Interview: Jack Whitaker of Scarlet Harmonies

I dropped from their label, but as soon as I dropped from their label is when I started Scarlet Harmonies and started figuring out how to add guitar and other various instruments into my own style of electronic music to eventually become what I am doing now, but originally in that old band I was the vocalist and electronics producer, the drum fascination I had actually quickly died off when I heard bands like slipknot and Cradle Of Filth using screams as their vocals, and I knew from that point on that I wanted to frontman a band as a vocalist blending screaming and mid/high range singing, since I never really did have a low voice. Around the time I started chasing the dream of being a vocalist I picked up on the "Post-Hardcore" genre and my vocal ranges and screaming fit perfectly into that genre, so I knew I could pull it off with enough work.

How does this combination that you are making differ from agrotech and electro-industrial?
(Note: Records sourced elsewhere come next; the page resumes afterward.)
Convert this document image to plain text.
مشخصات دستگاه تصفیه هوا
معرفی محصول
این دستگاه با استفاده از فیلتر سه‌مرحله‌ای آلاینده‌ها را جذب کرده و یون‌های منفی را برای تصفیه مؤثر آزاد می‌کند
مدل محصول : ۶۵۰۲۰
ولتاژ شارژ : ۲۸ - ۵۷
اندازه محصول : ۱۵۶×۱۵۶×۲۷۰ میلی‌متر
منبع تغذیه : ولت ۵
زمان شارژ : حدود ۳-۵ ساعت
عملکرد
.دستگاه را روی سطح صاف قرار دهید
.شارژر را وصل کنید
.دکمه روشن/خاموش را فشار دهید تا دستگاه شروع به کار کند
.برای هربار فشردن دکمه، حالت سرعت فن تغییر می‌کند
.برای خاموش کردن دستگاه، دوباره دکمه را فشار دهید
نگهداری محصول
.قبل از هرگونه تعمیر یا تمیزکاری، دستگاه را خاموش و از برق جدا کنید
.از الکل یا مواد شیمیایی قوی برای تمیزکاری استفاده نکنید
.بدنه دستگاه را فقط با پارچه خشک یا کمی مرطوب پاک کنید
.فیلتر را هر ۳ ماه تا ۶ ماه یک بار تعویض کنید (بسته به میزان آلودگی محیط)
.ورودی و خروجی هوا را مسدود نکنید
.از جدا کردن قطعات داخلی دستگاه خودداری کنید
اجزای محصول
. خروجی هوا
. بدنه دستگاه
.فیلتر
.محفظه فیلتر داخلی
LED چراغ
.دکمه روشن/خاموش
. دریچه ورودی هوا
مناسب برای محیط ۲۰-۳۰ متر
Well, I don't personally listen to either genre full time, aside from the electro-industrial stuff that Celldweller does, so I can't truly explain down to every detail how it differs, but what I feel truly defines the difference between those genres and the sound that I have worked on honing for a couple years now is truly in my background, growing up round post-hardcore and death metal music I bring a huge portion of that influence into my music, trying to make some of the heaviest, body crushing, and facemelting breakdowns I possibly can, while also adding a lot of other things I came from, like techno leads, trance downtempo patterns, dubstep gated/sidechained pads and basses, modulated EQ glides/glitches, things that don't typically step into that genre, I've always tried to be as far away from any one specific genre as possible since I started Scarlet Harmonies because I want my sound to truly be something that you won't hear anywhere else, just like Celldweller and Blue Stahli's sounds are, you can't pick up another CD and say "This sounds like Klayton Scott" or "This sounds like Bret Autrey", I want to be one of those artists who's album you can't pick up and say "Damn, Jack Whitaker sounds like this guy or this band", I truly want my sound to be definable, and another thing that I really believe helps that problem is the typical subject of those genre's, which is usually dark and oppressing themes, like murder, emptiness, and other macabre things in nature, where as a very large sum of my lyrics focus on story telling, love songs, and stories of growing up and moving on, for example, my brand new single, "Hunter", which is available for free download here: is a song about how I've been hunting and chasing my dream of getting signed to FiXT, and growing and honing my skills as an artist, all of the lyrics tie into that story, even the line "Orion, I have taken a life." I used the line "Taken a life" as a metaphor for how my old band right before Scarlet Harmonies had broken up, I metaphorically took the life of that band and left the memory in dust because I was unhappy with our direction we were going, we were trying to go radio friendly and for a Five Finger Death Punch feel and that was not where my heart truly was, I was there for blending of genres we did, not for it to become a rock band.

What have been some of the biggest artists that have impacted or influenced your progression in music as both an artist and also in Scarlet Harmonies

Klayton Scott, aka Celldweller, this mans music truly stunned me when I first heard the song "So Long Sentiment" from his album Wish Upon A Blackstar, which I am currently listening to for the 23rd time all the way through, what truly helped define me as an artist were the actions he took in his own career, he built his own path from the ground up and went through a million terrible events in his career to get where he is now, he now owns his own record label, his own store, clothing line, and is featured in so many movies by his music, and shows like Chris Angel's Mindfreak, this man is living proof that if you really try your hardest to get where you want and take every step in stride, that you can get where you want, and where I truly want to go is where I'll be working side by side with him, that is my one true goal as an artist, to work with the one artist who inspired my heart the most, and gave me that push to strive through the events that have nearly caused me to quit chasing my music career.